Книга Посторонний. Миф о Сизифе. Калигула. Записные книжки 1935-1942 - Альбер Камю
Шрифт:
Интервал:
Закладка:
И все же все эти годы мне чего-то не хватало. Когда тебе посчастливилось однажды сильно полюбить, жизнь проходит в поисках былого пыла и света. Отречение от красоты и чувственного счастья, неразрывно связанного с нею, эксклюзивное служение несчастью требуют величия, которого мне недостает. То, что принуждает тебя исключать что-либо, в конце концов оказывается ложным. Изолированная от всего красота принимается гримасничать, изолированная справедливость начинает подавлять. Желающий служить только одной из них в ущерб другой, не служит никому, даже себе, и в конечном итоге дважды служит несправедливости. И вот наступает день, когда при своей всегдашней жесткости человек перестает восторгаться – все уже известно, жизнь вращается по кругу. Это время изгнания, бесплодного существования, смерти души. Для возрождения нужны благодать, самозабвение либо родина. Случается, когда в утренние часы за поворотом улицы на сердце опускается восхитительная роса. Она потом испаряется, но оставляет после себя свежесть, а именно ее всегда требует сердце. Мне снова нужно было уехать.

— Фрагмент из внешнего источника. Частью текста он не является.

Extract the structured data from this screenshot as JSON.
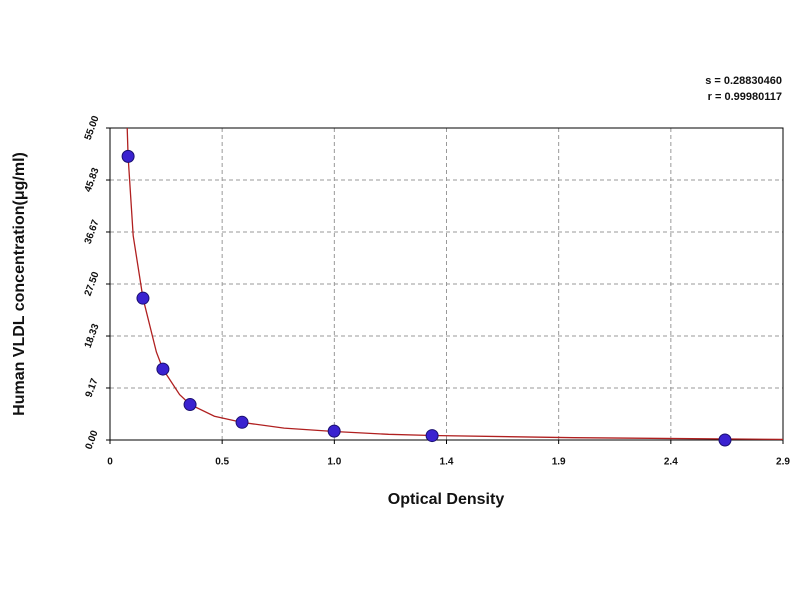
{
  "chart_data": {
    "type": "scatter",
    "stats": [
      "s = 0.28830460",
      "r = 0.99980117"
    ],
    "x_label": "Optical Density",
    "y_label": "Human VLDL concentration(μg/ml)",
    "x": [
      0.078,
      0.142,
      0.228,
      0.345,
      0.569,
      0.966,
      1.388,
      2.65
    ],
    "values": [
      50,
      25,
      12.5,
      6.25,
      3.12,
      1.56,
      0.78,
      0
    ],
    "color": "#3a22d0",
    "curve": {
      "color": "#b02020",
      "x": [
        0.074,
        0.078,
        0.1,
        0.142,
        0.2,
        0.228,
        0.3,
        0.345,
        0.45,
        0.569,
        0.75,
        0.966,
        1.2,
        1.388,
        2.0,
        2.9
      ],
      "values": [
        55,
        50,
        36,
        25,
        15.5,
        12.5,
        8,
        6.25,
        4.2,
        3.1,
        2.1,
        1.5,
        1.0,
        0.8,
        0.4,
        0.1
      ]
    },
    "xlim": [
      0,
      2.9
    ],
    "xticks": [
      0,
      {
        "value": 0.4833,
        "label": "0.5"
      },
      {
        "value": 0.9667,
        "label": "1.0"
      },
      {
        "value": 1.45,
        "label": "1.4"
      },
      {
        "value": 1.9333,
        "label": "1.9"
      },
      {
        "value": 2.4167,
        "label": "2.4"
      },
      2.9
    ],
    "ylim": [
      0,
      55
    ],
    "yticks": [
      {
        "value": 0,
        "label": "0.00"
      },
      9.17,
      18.33,
      {
        "value": 27.5,
        "label": "27.50"
      },
      36.67,
      45.83,
      {
        "value": 55,
        "label": "55.00"
      }
    ],
    "grid": true
  }
}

В Алжире, вновь блуждая под тем же проливным дождем, мне казалось, что он и не прекращался со времени предыдущего приезда, который тогда я считал окончательным и всем существом ощущал тоску, разлитую в дождливом морском воздухе, несмотря на это мрачное небо, спины убегающих прохожих, кофейни, чей свет искажал лица, я упорно надеялся. Да и разве я не знал, что алжирские дожди, хотя и кажется, что им никогда не будет конца, прекращаются, причем внезапно, так же, как внезапно испаряется вода в реках моего родного края, за два часа успев подняться, залить гектары полей и исчезнуть? И вот в один прекрасный вечер дождь действительно прекратился. Я подождал еще одну ночь. Влажное ослепительное утро занялось над промытым ливнем морем. С чистого, ясного неба, стиранного и выполосканного во многих водах и доведенного этими бесчисленными стирками практически до прозрачности, спускался какой-то трепещущий свет, делающий очертания каждого дома, каждого дерева резкими и придававший им прекрасную новизну. В подобном свете, должно быть, на заре мира возникла Земля. Я вновь отправился в Типасу.

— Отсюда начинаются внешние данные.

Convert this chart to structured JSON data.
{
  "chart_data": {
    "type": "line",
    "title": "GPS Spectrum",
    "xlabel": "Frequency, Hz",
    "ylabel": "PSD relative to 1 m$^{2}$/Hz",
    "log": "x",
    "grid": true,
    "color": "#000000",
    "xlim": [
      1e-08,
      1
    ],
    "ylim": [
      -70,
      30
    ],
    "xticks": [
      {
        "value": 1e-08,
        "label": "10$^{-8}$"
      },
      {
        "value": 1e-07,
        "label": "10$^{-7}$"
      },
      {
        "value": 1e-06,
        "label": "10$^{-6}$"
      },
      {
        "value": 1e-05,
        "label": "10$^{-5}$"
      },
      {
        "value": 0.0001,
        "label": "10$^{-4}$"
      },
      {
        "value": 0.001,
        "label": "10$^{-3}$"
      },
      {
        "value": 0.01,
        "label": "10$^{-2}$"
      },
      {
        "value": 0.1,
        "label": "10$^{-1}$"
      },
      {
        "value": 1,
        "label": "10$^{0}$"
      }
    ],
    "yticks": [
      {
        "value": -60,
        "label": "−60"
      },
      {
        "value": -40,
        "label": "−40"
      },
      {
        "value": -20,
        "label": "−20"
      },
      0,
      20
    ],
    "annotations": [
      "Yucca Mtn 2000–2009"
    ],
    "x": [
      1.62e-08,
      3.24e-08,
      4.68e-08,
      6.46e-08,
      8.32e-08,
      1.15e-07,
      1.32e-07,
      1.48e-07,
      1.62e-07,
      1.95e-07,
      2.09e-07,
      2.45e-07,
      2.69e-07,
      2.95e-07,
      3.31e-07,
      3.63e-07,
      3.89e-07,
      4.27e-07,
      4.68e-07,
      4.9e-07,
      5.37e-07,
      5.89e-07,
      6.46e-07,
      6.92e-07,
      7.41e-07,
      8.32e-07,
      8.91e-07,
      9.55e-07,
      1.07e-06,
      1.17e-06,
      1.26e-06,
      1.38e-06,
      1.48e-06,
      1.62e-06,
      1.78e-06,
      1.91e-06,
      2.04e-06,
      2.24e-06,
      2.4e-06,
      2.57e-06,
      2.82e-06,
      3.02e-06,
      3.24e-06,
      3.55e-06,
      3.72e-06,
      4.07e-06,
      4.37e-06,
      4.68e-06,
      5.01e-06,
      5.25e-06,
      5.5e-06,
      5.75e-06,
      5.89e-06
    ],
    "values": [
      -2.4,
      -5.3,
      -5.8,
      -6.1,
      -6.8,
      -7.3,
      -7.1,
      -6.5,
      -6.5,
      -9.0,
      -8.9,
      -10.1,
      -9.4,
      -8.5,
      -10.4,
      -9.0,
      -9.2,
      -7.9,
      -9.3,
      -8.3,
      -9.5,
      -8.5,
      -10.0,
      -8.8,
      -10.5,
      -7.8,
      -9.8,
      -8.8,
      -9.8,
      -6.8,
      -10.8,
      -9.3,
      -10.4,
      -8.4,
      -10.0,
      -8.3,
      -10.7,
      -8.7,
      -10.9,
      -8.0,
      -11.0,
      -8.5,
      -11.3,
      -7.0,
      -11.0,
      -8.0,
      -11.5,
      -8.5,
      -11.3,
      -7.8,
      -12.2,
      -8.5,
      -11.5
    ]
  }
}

Из шестидесяти девяти километров пути нет ни одного, который не был бы отмечен воспоминаниями или ощущениями. Неспокойные детские годы, юношеские мечтания среди рокота автобусных моторов, утра, свежие девичьи лица, пляжи, привычное напряжение молодых мускулов, легкая вечерняя тоска шестнадцатилетнего сердца, желание жить, слава и все то же на протяжении многих лет небо с его неистощимыми силой и светом, с его постоянной ненасытностью, из месяца в месяц поглощающее своих жертв, распятых на пляже в похоронный полуденный час. И все то же море, почти неосязаемое по утрам, которое я вновь обрел на горизонте, как только дорога, покинув Сахель с его виноградниками бронзового цвета, спустилась к побережью. Но я не остановился, чтобы полюбоваться морем. Я желал вновь увидеть Шенуа, эту тяжелую прочную громаду, представляющую собой единую каменную глыбу, которая огибает бухту Типасы на западе, прежде чем самой ступить в море. Ее видно издалека – большое голубое образование, сливающееся с небом. По мере приближения цвет становится все насыщеннее, словно густеет, затем он уже как окружающая вода и теперь Шенуа начинает напоминать огромную неподвижную волну, чей сказочный порыв вдруг резко замер, нависнув над внезапно успокоившейся морской стихией. Еще ближе, почти у Типасы, гора предстает хмурой громадой буро-зеленой расцветки, этаким заросшим мхом богом, которого ничто не в силах поколебать, приютом для своих сыновей, один из которых – я.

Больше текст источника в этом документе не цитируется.